The album strikes the right balance between the rocking material and more melodic fair. “Sister Lost Soul” is full of strumming and a little jangle and Escovedo reflects on estrangement. It’s not necessarily romantic -- this could be about a friend or a sibling. But he really keys in on the emptiness that can come from a rift. This is a very mature song.
On “Golden Bear”, a little bit of Bowie influence creeps in, in the form of a ghostly keyboard part that has a hint of “Ashes to Ashes”. The song itself is a pretty typical Escovedo number and the little touches, like the keyboard part and the ensemble vocals on the chorus (again, sounding a bit like apparitions), might have come from Visconti. Regardless, those touches make this a bit more special.

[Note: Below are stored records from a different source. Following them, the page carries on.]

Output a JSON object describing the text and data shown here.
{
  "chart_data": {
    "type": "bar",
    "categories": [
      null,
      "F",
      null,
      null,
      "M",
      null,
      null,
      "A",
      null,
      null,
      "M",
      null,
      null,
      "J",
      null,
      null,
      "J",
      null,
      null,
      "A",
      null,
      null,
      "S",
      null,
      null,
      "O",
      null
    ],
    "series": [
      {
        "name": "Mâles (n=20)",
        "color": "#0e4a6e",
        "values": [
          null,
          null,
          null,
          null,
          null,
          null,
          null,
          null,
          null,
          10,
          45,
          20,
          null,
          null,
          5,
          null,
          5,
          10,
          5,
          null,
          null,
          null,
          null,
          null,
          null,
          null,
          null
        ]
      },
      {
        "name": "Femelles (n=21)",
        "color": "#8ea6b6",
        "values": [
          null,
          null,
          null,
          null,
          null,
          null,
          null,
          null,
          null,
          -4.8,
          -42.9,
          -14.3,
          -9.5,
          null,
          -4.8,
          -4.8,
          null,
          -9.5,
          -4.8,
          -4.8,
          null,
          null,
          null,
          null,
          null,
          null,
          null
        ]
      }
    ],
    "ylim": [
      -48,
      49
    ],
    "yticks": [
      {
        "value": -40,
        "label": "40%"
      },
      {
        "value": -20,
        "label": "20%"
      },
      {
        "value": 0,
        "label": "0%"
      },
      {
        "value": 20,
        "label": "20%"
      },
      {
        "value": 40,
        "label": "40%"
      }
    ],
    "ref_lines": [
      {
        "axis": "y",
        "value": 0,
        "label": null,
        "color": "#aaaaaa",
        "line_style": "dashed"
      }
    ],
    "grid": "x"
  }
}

For all of the great tunes on the album, the best two are probably the first two. Track number two is “Chelsea Hotel ‘78", which features biting twangy guitars and a fuzzy bass, with Escovedo telling another story of how tough things were 30 years ago. The strings weave in and out of the smoky rock backing. And the use of backing vocals is very creative, as the backing singers sing the opposite of what Escovedo is singing in the chorus. When he sings “it makes no sense” they sing “it makes perfect sense”, and vice versa. Trust me on this -- it’s really cool.
The album opener, “Always a Friend”, is just so damned happy. This song is about taking the good with the bad in a relationship and the melody is bright and big and the performances convey a sense of joy, tempered with wisdom. This is a song designed for anniversary celebrations: “Wherever I go/you go with me/but if I do wrong/take the master suite/I’ll take the floor/sleep in late, get your rest/I’ll catch up on mine.”
It’s interesting that some of these songs focus on happenings in the late ‘70s and early ‘80s, because the virtues of this album are pretty timeless. In other words, this album almost sounds like it could have come from that time period. But, of course, Escovedo was younger and not nearly so wise. The passion that has stamped his music since those early days still remains. It’s now part of a complete artistic package.